The following characteristics increase the suspicion of a malignant nodule —

  • Patient younger than age 20 or older than age 65
  • Nodule plus hoarseness and difficulty swallowing or shortness of breath
  • History of external neck irradiation during childhood
  • Firm, irregular, fixed nodule (some are smooth and not especially hard)
  • Presence of cervical lymphadenopathy, especially one-sided
  • Previous history of thyroid cancer19

Initial screening starts with a sensitive TSH assay to detect the presence of hyper- or hypothyroidism, along with T3 and T4 levels. Although it is rare for people with solitary malignant nodules to have hyper- or hypothyroidism, an abnormal TSH test decreases the suspicion of malignancy. Ultrasound can ascertain the size and number of thyroid nodules; however, it cannot determine if a nodule is malignant or benign. Magnetic resonance imaging and computerized tomography (CT) offer meager assistance with the diagnosis of a thyroid nodule. Currently the most effective diagnostic tool, fine-needle aspiration (FNA) biopsy is the recommended first step in the evaluation process of a patient with a palpable thyroid nodule. The biopsy’s diagnostic accuracy is approximately 95%.18 The four major types of thyroid cancer — papillary, follicular, medullary, and anaplastic — tend to grow at different rates.

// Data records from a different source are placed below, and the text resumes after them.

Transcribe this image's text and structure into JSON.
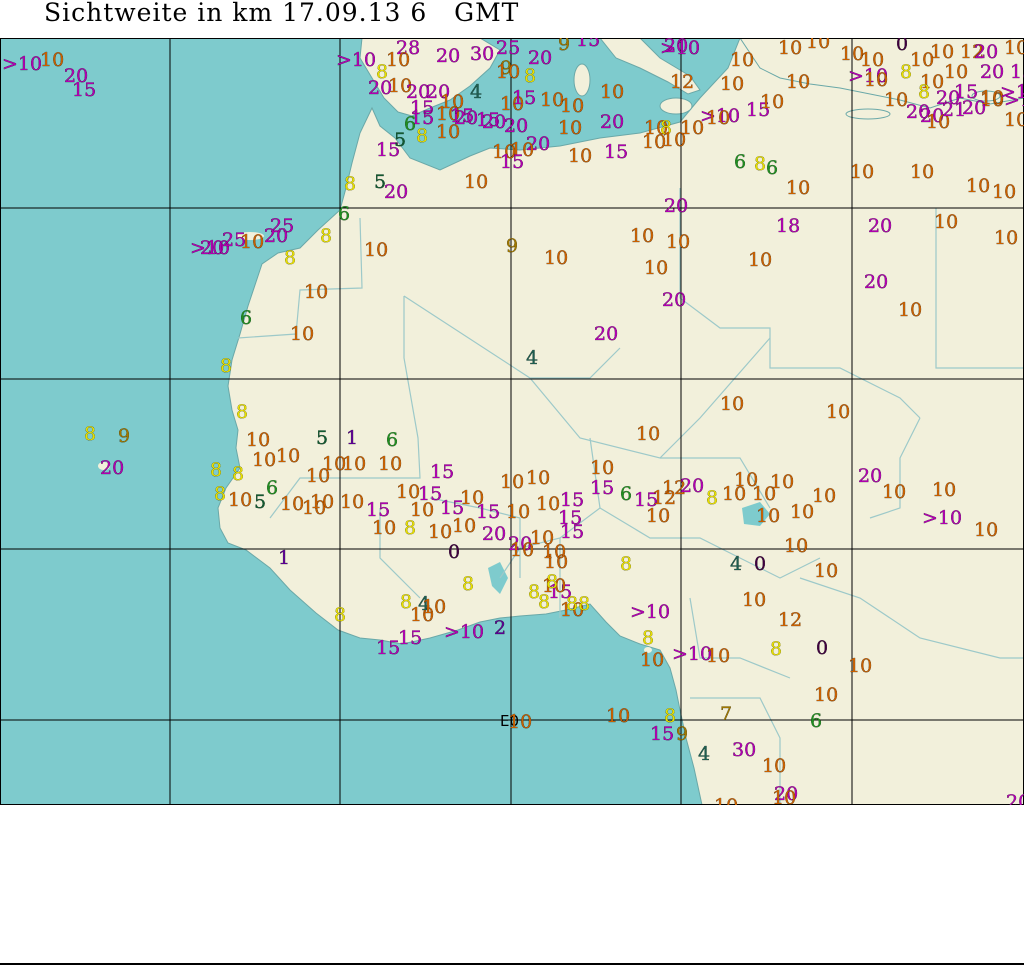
{
  "title": "Sichtweite in km 17.09.13 6   GMT",
  "colors": {
    "ocean": "#7ecbcd",
    "land": "#f2f0db",
    "border": "#9dc9c9",
    "grid": "#000000",
    "class_gt10": "#b000b0",
    "class_20": "#b000b0",
    "class_15": "#b000b0",
    "class_10": "#c86000",
    "class_9": "#a07800",
    "class_8": "#e8e000",
    "class_6": "#208f20",
    "class_5": "#105a30",
    "class_4": "#1e5e50",
    "class_1": "#5a0090",
    "class_0": "#400040"
  },
  "grid_label": "E0",
  "observations": [
    [
      "10",
      "#c86000"
    ],
    [
      ">10",
      "#b000b0"
    ],
    [
      "20",
      "#b000b0"
    ],
    [
      "15",
      "#b000b0"
    ],
    [
      ">10",
      "#b000b0"
    ],
    [
      "8",
      "#e8e000"
    ],
    [
      "28",
      "#b000b0"
    ],
    [
      "10",
      "#c86000"
    ],
    [
      "20",
      "#b000b0"
    ],
    [
      "30",
      "#b000b0"
    ],
    [
      "25",
      "#b000b0"
    ],
    [
      "20",
      "#b000b0"
    ],
    [
      "9",
      "#a07800"
    ],
    [
      "15",
      "#b000b0"
    ],
    [
      "20",
      "#b000b0"
    ],
    [
      "10",
      "#c86000"
    ],
    [
      "10",
      "#c86000"
    ],
    [
      "10",
      "#c86000"
    ],
    [
      "0",
      "#400040"
    ],
    [
      "10",
      "#c86000"
    ],
    [
      "12",
      "#c86000"
    ],
    [
      "20",
      "#b000b0"
    ],
    [
      "10",
      "#c86000"
    ],
    [
      "20",
      "#b000b0"
    ],
    [
      "10",
      "#c86000"
    ],
    [
      "9",
      "#a07800"
    ],
    [
      "8",
      "#e8e000"
    ],
    [
      ">10",
      "#b000b0"
    ],
    [
      "10",
      "#c86000"
    ],
    [
      "10",
      "#c86000"
    ],
    [
      "10",
      "#c86000"
    ],
    [
      ">10",
      "#b000b0"
    ],
    [
      "20",
      "#b000b0"
    ],
    [
      "20",
      "#b000b0"
    ],
    [
      "20",
      "#b000b0"
    ],
    [
      "4",
      "#1e5e50"
    ],
    [
      "10",
      "#c86000"
    ],
    [
      "15",
      "#b000b0"
    ],
    [
      "10",
      "#c86000"
    ],
    [
      "10",
      "#c86000"
    ],
    [
      "12",
      "#c86000"
    ],
    [
      "10",
      "#c86000"
    ],
    [
      "10",
      "#c86000"
    ],
    [
      "10",
      "#c86000"
    ],
    [
      "15",
      "#b000b0"
    ],
    [
      "20",
      "#b000b0"
    ],
    [
      ">10",
      "#b000b0"
    ],
    [
      "10",
      "#c86000"
    ],
    [
      "15",
      "#b000b0"
    ],
    [
      "6",
      "#208f20"
    ],
    [
      "10",
      "#c86000"
    ],
    [
      "15",
      "#b000b0"
    ],
    [
      "15",
      "#b000b0"
    ],
    [
      "10",
      "#c86000"
    ],
    [
      "15",
      "#b000b0"
    ],
    [
      "10",
      "#c86000"
    ],
    [
      "10",
      "#c86000"
    ],
    [
      ">10",
      "#b000b0"
    ],
    [
      "15",
      "#b000b0"
    ],
    [
      "10",
      "#c86000"
    ],
    [
      "20",
      "#b000b0"
    ],
    [
      "15",
      "#b000b0"
    ],
    [
      "5",
      "#105a30"
    ],
    [
      "8",
      "#e8e000"
    ],
    [
      "10",
      "#c86000"
    ],
    [
      "20",
      "#b000b0"
    ],
    [
      "20",
      "#b000b0"
    ],
    [
      "10",
      "#c86000"
    ],
    [
      "20",
      "#b000b0"
    ],
    [
      "10",
      "#c86000"
    ],
    [
      "8",
      "#e8e000"
    ],
    [
      "10",
      "#c86000"
    ],
    [
      "10",
      "#c86000"
    ],
    [
      "20",
      "#b000b0"
    ],
    [
      "20",
      "#b000b0"
    ],
    [
      "10",
      "#c86000"
    ],
    [
      "10",
      "#c86000"
    ],
    [
      "15",
      "#b000b0"
    ],
    [
      "10",
      "#c86000"
    ],
    [
      "15",
      "#b000b0"
    ],
    [
      "10",
      "#c86000"
    ],
    [
      "10",
      "#c86000"
    ],
    [
      "6",
      "#208f20"
    ],
    [
      "8",
      "#e8e000"
    ],
    [
      "6",
      "#208f20"
    ],
    [
      "10",
      "#c86000"
    ],
    [
      "10",
      "#c86000"
    ],
    [
      "10",
      "#c86000"
    ],
    [
      "10",
      "#c86000"
    ],
    [
      "10",
      "#c86000"
    ],
    [
      "8",
      "#e8e000"
    ],
    [
      "5",
      "#105a30"
    ],
    [
      "20",
      "#b000b0"
    ],
    [
      "10",
      "#c86000"
    ],
    [
      "20",
      "#b000b0"
    ],
    [
      "20",
      "#b000b0"
    ],
    [
      "25",
      "#b000b0"
    ],
    [
      ">10",
      "#b000b0"
    ],
    [
      "25",
      "#b000b0"
    ],
    [
      "10",
      "#c86000"
    ],
    [
      "20",
      "#b000b0"
    ],
    [
      "8",
      "#e8e000"
    ],
    [
      "6",
      "#208f20"
    ],
    [
      "10",
      "#c86000"
    ],
    [
      "9",
      "#a07800"
    ],
    [
      "10",
      "#c86000"
    ],
    [
      "10",
      "#c86000"
    ],
    [
      "10",
      "#c86000"
    ],
    [
      "10",
      "#c86000"
    ],
    [
      "18",
      "#b000b0"
    ],
    [
      "20",
      "#b000b0"
    ],
    [
      "10",
      "#c86000"
    ],
    [
      "10",
      "#c86000"
    ],
    [
      "8",
      "#e8e000"
    ],
    [
      "10",
      "#c86000"
    ],
    [
      "10",
      "#c86000"
    ],
    [
      "20",
      "#b000b0"
    ],
    [
      "20",
      "#b000b0"
    ],
    [
      "10",
      "#c86000"
    ],
    [
      "6",
      "#208f20"
    ],
    [
      "10",
      "#c86000"
    ],
    [
      "20",
      "#b000b0"
    ],
    [
      "8",
      "#e8e000"
    ],
    [
      "4",
      "#1e5e50"
    ],
    [
      "8",
      "#e8e000"
    ],
    [
      "9",
      "#a07800"
    ],
    [
      "8",
      "#e8e000"
    ],
    [
      "10",
      "#c86000"
    ],
    [
      "5",
      "#105a30"
    ],
    [
      "1",
      "#5a0090"
    ],
    [
      "6",
      "#208f20"
    ],
    [
      "10",
      "#c86000"
    ],
    [
      "10",
      "#c86000"
    ],
    [
      "10",
      "#c86000"
    ],
    [
      "20",
      "#b000b0"
    ],
    [
      "8",
      "#e8e000"
    ],
    [
      "8",
      "#e8e000"
    ],
    [
      "10",
      "#c86000"
    ],
    [
      "10",
      "#c86000"
    ],
    [
      "10",
      "#c86000"
    ],
    [
      "10",
      "#c86000"
    ],
    [
      "10",
      "#c86000"
    ],
    [
      "10",
      "#c86000"
    ],
    [
      "15",
      "#b000b0"
    ],
    [
      "10",
      "#c86000"
    ],
    [
      "10",
      "#c86000"
    ],
    [
      "10",
      "#c86000"
    ],
    [
      "12",
      "#c86000"
    ],
    [
      "20",
      "#b000b0"
    ],
    [
      "20",
      "#b000b0"
    ],
    [
      "10",
      "#c86000"
    ],
    [
      "10",
      "#c86000"
    ],
    [
      "8",
      "#e8e000"
    ],
    [
      "10",
      "#c86000"
    ],
    [
      "5",
      "#105a30"
    ],
    [
      "6",
      "#208f20"
    ],
    [
      "10",
      "#c86000"
    ],
    [
      "10",
      "#c86000"
    ],
    [
      "10",
      "#c86000"
    ],
    [
      "10",
      "#c86000"
    ],
    [
      "15",
      "#b000b0"
    ],
    [
      "10",
      "#c86000"
    ],
    [
      "15",
      "#b000b0"
    ],
    [
      "10",
      "#c86000"
    ],
    [
      "15",
      "#b000b0"
    ],
    [
      "10",
      "#c86000"
    ],
    [
      "15",
      "#b000b0"
    ],
    [
      "10",
      "#c86000"
    ],
    [
      "10",
      "#c86000"
    ],
    [
      "15",
      "#b000b0"
    ],
    [
      "15",
      "#b000b0"
    ],
    [
      "15",
      "#b000b0"
    ],
    [
      "6",
      "#208f20"
    ],
    [
      "15",
      "#b000b0"
    ],
    [
      "12",
      "#c86000"
    ],
    [
      "8",
      "#e8e000"
    ],
    [
      "10",
      "#c86000"
    ],
    [
      "10",
      "#c86000"
    ],
    [
      "10",
      "#c86000"
    ],
    [
      "10",
      "#c86000"
    ],
    [
      "10",
      "#c86000"
    ],
    [
      "10",
      "#c86000"
    ],
    [
      "10",
      "#c86000"
    ],
    [
      "10",
      "#c86000"
    ],
    [
      "8",
      "#e8e000"
    ],
    [
      "10",
      "#c86000"
    ],
    [
      "10",
      "#c86000"
    ],
    [
      "20",
      "#b000b0"
    ],
    [
      "20",
      "#b000b0"
    ],
    [
      "15",
      "#b000b0"
    ],
    [
      "8",
      "#e8e000"
    ],
    [
      "10",
      "#c86000"
    ],
    [
      ">10",
      "#b000b0"
    ],
    [
      "10",
      "#c86000"
    ],
    [
      "0",
      "#400040"
    ],
    [
      "10",
      "#c86000"
    ],
    [
      "10",
      "#c86000"
    ],
    [
      "10",
      "#c86000"
    ],
    [
      "10",
      "#c86000"
    ],
    [
      "15",
      "#b000b0"
    ],
    [
      "8",
      "#e8e000"
    ],
    [
      "4",
      "#1e5e50"
    ],
    [
      "0",
      "#400040"
    ],
    [
      "10",
      "#c86000"
    ],
    [
      "10",
      "#c86000"
    ],
    [
      "1",
      "#5a0090"
    ],
    [
      "8",
      "#e8e000"
    ],
    [
      "8",
      "#e8e000"
    ],
    [
      "10",
      "#c86000"
    ],
    [
      "8",
      "#e8e000"
    ],
    [
      "10",
      "#c86000"
    ],
    [
      "8",
      "#e8e000"
    ],
    [
      "8",
      "#e8e000"
    ],
    [
      "10",
      "#c86000"
    ],
    [
      "4",
      "#1e5e50"
    ],
    [
      "10",
      "#c86000"
    ],
    [
      "10",
      "#c86000"
    ],
    [
      "88",
      "#e8e000"
    ],
    [
      ">10",
      "#b000b0"
    ],
    [
      "12",
      "#c86000"
    ],
    [
      "15",
      "#b000b0"
    ],
    [
      "15",
      "#b000b0"
    ],
    [
      ">10",
      "#b000b0"
    ],
    [
      "2",
      "#5a0090"
    ],
    [
      "8",
      "#e8e000"
    ],
    [
      "8",
      "#e8e000"
    ],
    [
      "0",
      "#400040"
    ],
    [
      "10",
      "#c86000"
    ],
    [
      ">10",
      "#b000b0"
    ],
    [
      "10",
      "#c86000"
    ],
    [
      "10",
      "#c86000"
    ],
    [
      "10",
      "#c86000"
    ],
    [
      "10",
      "#c86000"
    ],
    [
      "10",
      "#c86000"
    ],
    [
      "8",
      "#e8e000"
    ],
    [
      "15",
      "#b000b0"
    ],
    [
      "9",
      "#a07800"
    ],
    [
      "7",
      "#a07800"
    ],
    [
      "6",
      "#208f20"
    ],
    [
      "4",
      "#1e5e50"
    ],
    [
      "30",
      "#b000b0"
    ],
    [
      "10",
      "#c86000"
    ],
    [
      "10",
      "#c86000"
    ],
    [
      "20",
      "#b000b0"
    ],
    [
      "10",
      "#c86000"
    ],
    [
      "20",
      "#b000b0"
    ],
    [
      "20",
      "#b000b0"
    ],
    [
      "10",
      "#c86000"
    ],
    [
      "21",
      "#b000b0"
    ],
    [
      "20",
      "#b000b0"
    ],
    [
      "10",
      "#c86000"
    ],
    [
      ">10",
      "#b000b0"
    ],
    [
      "15",
      "#b000b0"
    ],
    [
      "10",
      "#c86000"
    ],
    [
      "10",
      "#c86000"
    ],
    [
      "10",
      "#c86000"
    ],
    [
      "8",
      "#e8e000"
    ],
    [
      "8",
      "#e8e000"
    ],
    [
      "10",
      "#c86000"
    ]
  ]
}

Papillary Carcinoma: This is the most common thyroid cancer and includes 70% to 80% of all thyroid cancers. The female to male ratio is 3:1 Papillary carcinoma affects people from ages 30 to 60 more frequently, but is more virulent in the elderly. This cancer commonly appears in people with a history of radiation exposure. Most papillary carcinomas contain components of follicular cancer (described below), but this does not alter the basic characteristics of the tumor.19 This type of cancer grows in cells that produce iodine. Papillary cancer is classified as well-differentiated, slow-growing, and containing cells that are similar to healthy thyroid cells.

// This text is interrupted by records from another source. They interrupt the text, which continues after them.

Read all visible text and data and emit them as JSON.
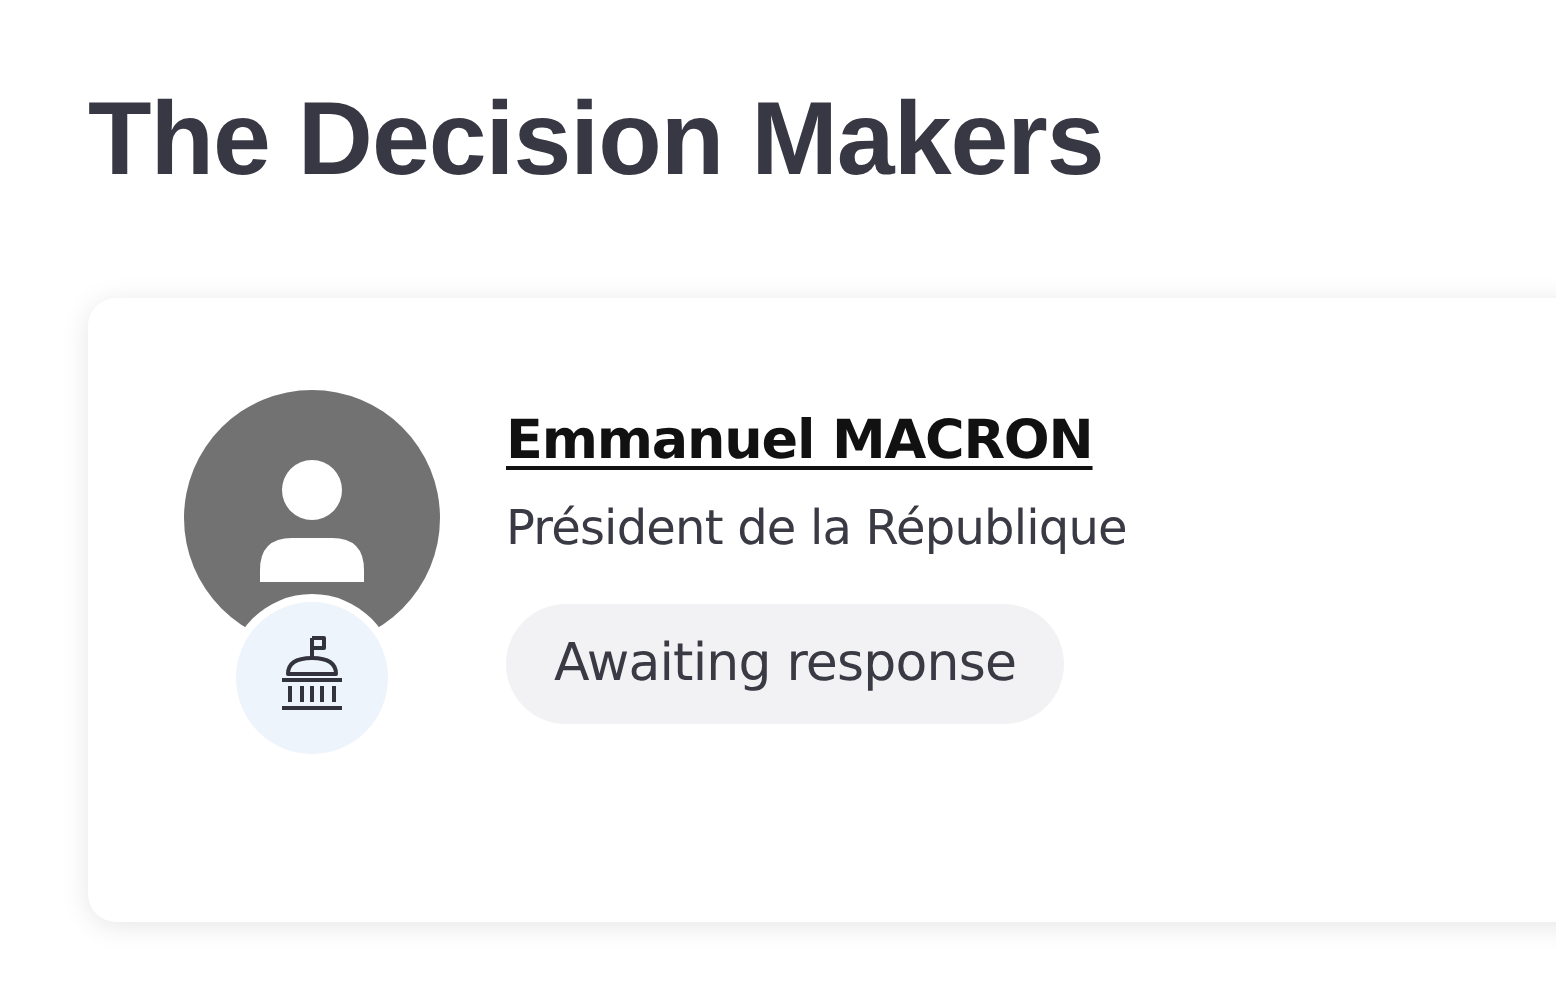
{
  "title": "The Decision Makers",
  "decision_makers": [
    {
      "name": "Emmanuel MACRON",
      "role": "Président de la République",
      "status": "Awaiting response"
    }
  ]
}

Papillary carcinoma characteristically has a favorable prognosis. The tumor spreads via lymphatics to regional lymph nodes in about one third of patients and can metastasize to the lungs. Patients  younger than age 45 with small tumors confined to the thyroid have a good prognosis. Factors that enhance prognosis include an age younger than 40 years, female gender, small tumor size, and absence of extracapsular extension or vascular invasion. Patients with primary tumors less than 4 cm in size have an excellent prognosis when treated surgically.19

The National Cancer Institute recommends that anyone who received radiation to the head and/or neck in childhood be checked every one to two years and undergo a careful examination of the neck, including palpation for lumps in the thyroid and enlargement of proximal lymph nodes. Cancer of the thyroid may develop as early as five years following radiation treatment or as late as 20 years or longer.17

Surgery is the treatment of choice for all primary lesions. Surgical options include lobectomy or total thyroidectomy. The size of the nodule and the age of the patient, along with the preference and practice of the treating physician, influence the choice of procedure. In either procedure, survival results depend on surgical complications and local recurrences. Lobectomy is associated with a lower incidence of complications; approximately 5% to 10% of patients will have recurrences. Because patients younger than age 45 have greatest possibility of recurrence, they require the longest follow-up period.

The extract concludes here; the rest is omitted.